SheldonCooper0101
Fapstronaut
I have a foot fetish since I was a kid. Slowly this build on to become a femdom fetish and more recently I got a cuckold fetish. I love watching the slave serve the mistress feet while the bull fucks her. It’s absolutely disgusting. I even jerked off to the mistress forcing the slave to lick the feet of the bull. Its so shitty mate. Even worse, I’ve never felt attracted to the though of penetrating someone. I’ve even visited a strip club and didn’t even have an erection. I only get erect through humiliation. That's really depressing. Having a foot addiction is perhaps worse than porn addiction as a fully clothed girl with only her feet showing might get me aroused. Even when a girl is rude to me, I get aroused through the humiliation. I remember that I only had foot and humiliation fetish at the very beginning. Through porn, I developed a femdom and cuckold fetish too.

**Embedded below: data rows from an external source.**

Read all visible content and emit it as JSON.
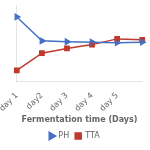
{
  "chart_data": {
    "type": "line",
    "categories": [
      "day 1",
      "day2",
      "day 3",
      "day 4",
      "day 5",
      null
    ],
    "series": [
      {
        "name": "PH",
        "color": "#4472c4",
        "marker": "triangle-right",
        "values": [
          6.8,
          4.3,
          4.2,
          4.15,
          4.1,
          4.15
        ],
        "errors": [
          0.0,
          0.15,
          0.12,
          0.12,
          0.1,
          0.12
        ]
      },
      {
        "name": "TTA",
        "color": "#c0392b",
        "marker": "square",
        "values": [
          1.2,
          3.0,
          3.5,
          3.9,
          4.5,
          4.4
        ],
        "errors": [
          0.0,
          0.1,
          0.1,
          0.15,
          0.2,
          0.2
        ]
      }
    ],
    "x_label": "Fermentation time (Days)",
    "ylim": [
      0,
      8
    ],
    "tick_labels": "x",
    "grid": false,
    "legend": "bottom"
  }
}
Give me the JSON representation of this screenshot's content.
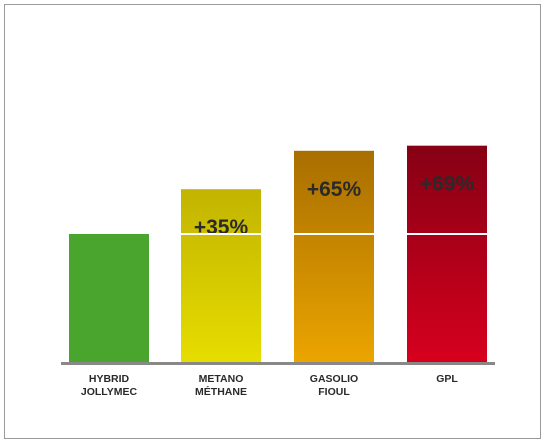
{
  "chart_data": {
    "type": "bar",
    "categories": [
      [
        "HYBRID",
        "JOLLYMEC"
      ],
      [
        "METANO",
        "MÉTHANE"
      ],
      [
        "GASOLIO",
        "FIOUL"
      ],
      [
        "GPL"
      ]
    ],
    "values": [
      100,
      135,
      165,
      169
    ],
    "labels": [
      "",
      "+35%",
      "+65%",
      "+69%"
    ],
    "baseline_reference": 100,
    "ylim": [
      0,
      175
    ],
    "grid": false,
    "legend": "none",
    "colors": [
      {
        "top": "#4aa52e",
        "bottom": "#4aa52e"
      },
      {
        "top": "#c2b400",
        "bottom": "#e6dd00"
      },
      {
        "top": "#a86e00",
        "bottom": "#eba500"
      },
      {
        "top": "#860014",
        "bottom": "#d6001e"
      }
    ],
    "reference_line_color": "#ffffff",
    "axis_color": "#888888"
  }
}
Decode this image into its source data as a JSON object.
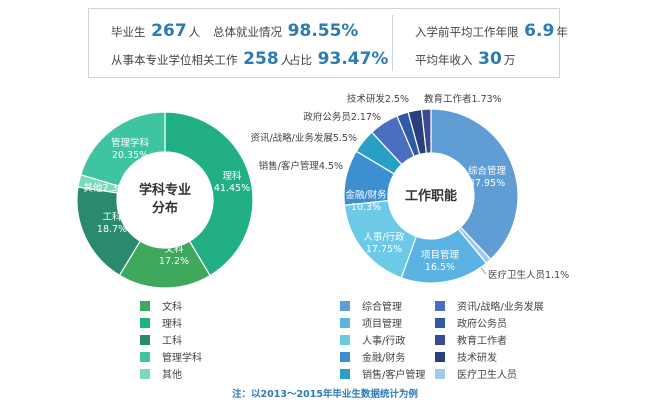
{
  "stats": {
    "graduates_label": "毕业生",
    "graduates_value": "267",
    "graduates_unit": "人",
    "employment_label": "总体就业情况",
    "employment_value": "98.55%",
    "related_label": "从事本专业学位相关工作",
    "related_value": "258",
    "related_unit": "人",
    "ratio_label": "占比",
    "ratio_value": "93.47%",
    "work_years_label": "入学前平均工作年限",
    "work_years_value": "6.9",
    "work_years_unit": "年",
    "income_label": "平均年收入",
    "income_value": "30",
    "income_unit": "万"
  },
  "chart_data": [
    {
      "type": "pie",
      "title": "学科专业分布",
      "slices": [
        {
          "name": "理科",
          "value": 41.45,
          "label": "41.45%",
          "color": "#20b083"
        },
        {
          "name": "文科",
          "value": 17.2,
          "label": "17.2%",
          "color": "#3ea85c"
        },
        {
          "name": "工科",
          "value": 18.7,
          "label": "18.7%",
          "color": "#2a8a6e"
        },
        {
          "name": "其他",
          "value": 2.3,
          "label": "2.3%",
          "color": "#7dd9bb"
        },
        {
          "name": "管理学科",
          "value": 20.35,
          "label": "20.35%",
          "color": "#3fc4a1"
        }
      ]
    },
    {
      "type": "pie",
      "title": "工作职能",
      "slices": [
        {
          "name": "综合管理",
          "value": 37.95,
          "label": "37.95%",
          "color": "#5f9dd4"
        },
        {
          "name": "医疗卫生人员",
          "value": 1.1,
          "label": "1.1%",
          "color": "#a3c8ea"
        },
        {
          "name": "项目管理",
          "value": 16.5,
          "label": "16.5%",
          "color": "#5bb3e3"
        },
        {
          "name": "人事/行政",
          "value": 17.75,
          "label": "17.75%",
          "color": "#6cc9e8"
        },
        {
          "name": "金融/财务",
          "value": 10.3,
          "label": "10.3%",
          "color": "#3c8fd0"
        },
        {
          "name": "销售/客户管理",
          "value": 4.5,
          "label": "4.5%",
          "color": "#2a9fc6"
        },
        {
          "name": "资讯/战略/业务发展",
          "value": 5.5,
          "label": "5.5%",
          "color": "#4a6fc0"
        },
        {
          "name": "政府公务员",
          "value": 2.17,
          "label": "2.17%",
          "color": "#2f5aa8"
        },
        {
          "name": "技术研发",
          "value": 2.5,
          "label": "2.5%",
          "color": "#2b3f7e"
        },
        {
          "name": "教育工作者",
          "value": 1.73,
          "label": "1.73%",
          "color": "#3a4a94"
        }
      ]
    }
  ],
  "legend_left": [
    {
      "label": "文科",
      "color": "#3ea85c"
    },
    {
      "label": "理科",
      "color": "#20b083"
    },
    {
      "label": "工科",
      "color": "#2a8a6e"
    },
    {
      "label": "管理学科",
      "color": "#3fc4a1"
    },
    {
      "label": "其他",
      "color": "#7dd9bb"
    }
  ],
  "legend_right_col1": [
    {
      "label": "综合管理",
      "color": "#5f9dd4"
    },
    {
      "label": "项目管理",
      "color": "#5bb3e3"
    },
    {
      "label": "人事/行政",
      "color": "#6cc9e8"
    },
    {
      "label": "金融/财务",
      "color": "#3c8fd0"
    },
    {
      "label": "销售/客户管理",
      "color": "#2a9fc6"
    }
  ],
  "legend_right_col2": [
    {
      "label": "资讯/战略/业务发展",
      "color": "#4a6fc0"
    },
    {
      "label": "政府公务员",
      "color": "#2f5aa8"
    },
    {
      "label": "教育工作者",
      "color": "#3a4a94"
    },
    {
      "label": "技术研发",
      "color": "#2b3f7e"
    },
    {
      "label": "医疗卫生人员",
      "color": "#a3c8ea"
    }
  ],
  "note": "注：以2013～2015年毕业生数据统计为例"
}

I wanna have sex too, but, this just doesn't arouse me. I'm so tired of all these shit. I did a terrible terrible thing. I used to really love a girl some years back. We never went out together but I was desperately in love with her. When she did not reciprocate my love for her, I started becoming more desperate and obsessive. Eventually when she was rude to me, I started masturbating while watching her feet pictures on social media and imagining her humiliate me. With time, I became more obsessed with her feet. I've moved on from her eventually but still masturbate while watching her feet/leg pics. More recently, I did something more disgusting. I filmed myself masturbating while watching her feet pics and constantly telling myself that am her slave, I love feet, she deserves to be have sex with real man, am her cuckold, i wish to spend my life at your feet and will also worship your man feet. Immediately after relapsing, I deleted the video and instantly regretted everything. I feel terrible for her cuz she is a very sweet and simple person. She just doesn't deserve this. If she knew that I performed all these disgusting acts, she would instantly block me.

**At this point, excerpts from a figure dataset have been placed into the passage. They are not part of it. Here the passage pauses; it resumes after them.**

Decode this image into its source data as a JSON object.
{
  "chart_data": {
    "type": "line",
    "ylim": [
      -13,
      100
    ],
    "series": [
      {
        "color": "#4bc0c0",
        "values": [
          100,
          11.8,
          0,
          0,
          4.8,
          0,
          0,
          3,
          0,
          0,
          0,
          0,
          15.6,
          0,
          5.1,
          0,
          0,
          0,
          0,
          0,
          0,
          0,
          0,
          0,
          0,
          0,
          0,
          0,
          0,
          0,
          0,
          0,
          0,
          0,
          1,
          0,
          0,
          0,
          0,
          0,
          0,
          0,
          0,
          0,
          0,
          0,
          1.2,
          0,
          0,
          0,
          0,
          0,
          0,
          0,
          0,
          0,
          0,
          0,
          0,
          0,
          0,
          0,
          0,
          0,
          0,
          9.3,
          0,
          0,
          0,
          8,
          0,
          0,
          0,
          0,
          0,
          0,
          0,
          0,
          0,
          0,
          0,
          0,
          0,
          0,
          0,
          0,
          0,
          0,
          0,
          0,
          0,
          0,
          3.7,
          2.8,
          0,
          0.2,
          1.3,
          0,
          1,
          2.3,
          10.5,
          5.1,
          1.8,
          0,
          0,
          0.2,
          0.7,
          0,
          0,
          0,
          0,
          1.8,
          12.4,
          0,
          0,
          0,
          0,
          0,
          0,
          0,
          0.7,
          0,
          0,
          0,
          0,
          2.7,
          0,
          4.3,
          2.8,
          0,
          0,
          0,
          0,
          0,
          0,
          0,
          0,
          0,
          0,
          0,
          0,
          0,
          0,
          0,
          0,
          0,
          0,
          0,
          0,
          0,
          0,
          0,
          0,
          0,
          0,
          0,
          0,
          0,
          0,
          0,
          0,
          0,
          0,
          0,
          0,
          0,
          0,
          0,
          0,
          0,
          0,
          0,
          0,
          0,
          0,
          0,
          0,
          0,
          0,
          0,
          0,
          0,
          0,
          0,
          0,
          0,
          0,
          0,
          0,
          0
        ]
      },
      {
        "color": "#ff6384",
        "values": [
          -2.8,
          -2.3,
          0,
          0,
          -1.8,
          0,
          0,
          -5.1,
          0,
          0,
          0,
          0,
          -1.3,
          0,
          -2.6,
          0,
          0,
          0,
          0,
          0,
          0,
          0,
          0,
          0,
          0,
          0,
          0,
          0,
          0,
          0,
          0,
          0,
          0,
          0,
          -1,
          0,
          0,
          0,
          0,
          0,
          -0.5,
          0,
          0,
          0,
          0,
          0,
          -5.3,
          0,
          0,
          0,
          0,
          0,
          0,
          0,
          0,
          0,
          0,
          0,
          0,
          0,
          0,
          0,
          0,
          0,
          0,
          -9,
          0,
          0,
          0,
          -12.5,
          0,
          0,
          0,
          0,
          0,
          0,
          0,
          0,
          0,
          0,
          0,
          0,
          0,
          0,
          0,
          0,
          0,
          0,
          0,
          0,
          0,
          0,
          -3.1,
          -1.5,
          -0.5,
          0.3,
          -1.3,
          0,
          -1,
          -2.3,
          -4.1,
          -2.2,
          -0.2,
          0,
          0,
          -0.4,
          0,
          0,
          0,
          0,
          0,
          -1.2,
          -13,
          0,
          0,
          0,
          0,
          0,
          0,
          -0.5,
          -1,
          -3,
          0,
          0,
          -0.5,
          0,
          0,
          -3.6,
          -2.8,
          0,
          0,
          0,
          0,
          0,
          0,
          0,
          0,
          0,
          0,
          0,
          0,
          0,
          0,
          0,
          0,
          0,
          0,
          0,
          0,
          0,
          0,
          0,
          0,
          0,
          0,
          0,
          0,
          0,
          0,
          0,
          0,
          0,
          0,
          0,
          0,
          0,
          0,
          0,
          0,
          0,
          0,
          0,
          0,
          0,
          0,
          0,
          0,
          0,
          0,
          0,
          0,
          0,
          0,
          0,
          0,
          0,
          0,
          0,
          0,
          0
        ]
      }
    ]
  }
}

It's so strange. I have never even saw in a sexual way when I was in love and now am doing all these. I have apologized a lot in my heart. She is ignoring me recently too and I really deserve this. She should not have a disgusting person like me as a friend. I have also slide more into cuckoldry recently and even fantasized about being a cuck to my best friend and her girlfriend. I made a count the other day and I have masturbated while watching the feet of around 80 girls. That's so pathetic. I think I might have a self-worth issue. I tend to sexualize all my rejections. The only positive thing is that am working and doesn't have much time to look at porn. Please advice me on what should i do. I think I'm a bottom. I am only submissive in private though. If someone tries to boss me in public, I could smack his/her ass and would be very angry. Yet, am a submissive bitch in private. Immediately after relapse, I feel angered and frustrated.
Have been attempting to move on from this freaking fetish for years but instead became more addicted. This humiliation fetish is absolutely disgusting. The only positive point is that I'm quite focused on my career and this addiction has not taken over my life completely. Is there anyone here who did not feel excited about penetration but they are now?
I wanna have sex too, but, this just doesn't arouse me. I'm so tired of all these shit. I did a terrible terrible thing. I used to really love a girl some years back. We never went out together but I was desperately in love with her. When she did not reciprocate my love for her, I started becoming more desperate and obsessive. Eventually when she was rude to me, I started masturbating while watching her feet pictures on social media and imagining her humiliate me. With time, I became more obsessed with her feet. I've moved on from her eventually but still masturbate while watching her feet/leg pics. More recently, I did something more disgusting. I filmed myself masturbating while watching her feet pics and constantly telling myself that am her slave, I love feet, she deserves to be have sex with real man, am her cuckold, i wish to spend my life at your feet and will also worship your man feet. Immediately after relapsing, I deleted the video and instantly regretted everything. I feel terrible for her cuz she is a very sweet and simple person. She just doesn't deserve this. If she knew that I performed all these disgusting acts, she would instantly block me.
It's so strange. I have never even saw in a sexual way when I was in love and now am doing all these. I have apologized a lot in my heart. She is ignoring me recently too and I really deserve this. She should not have a disgusting person like me as a friend. I have also slide more into cuckoldry recently and even fantasized about being a cuck to my best friend and her girlfriend. I made a count the other day and I have masturbated while watching the feet of around 80 girls. That's so pathetic. I think I might have a self-worth issue. I tend to sexualize all my rejections. The only positive thing is that am working and doesn't have much time to look at porn. Please advice me on what should i do. I think I'm a bottom. I am only submissive in private though. If someone tries to boss me in public, I could smack his/her ass and would be very angry. Yet, am a submissive bitch in private. Immediately after relapse, I feel angered and frustrated.
Have been attempting to move on from this freaking fetish for years but instead became more addicted. This humiliation fetish is absolutely disgusting. The only positive point is that I'm quite focused on my career and this addiction has not taken over my life completely. Is there anyone here who did not feel excited about penetration but they are now?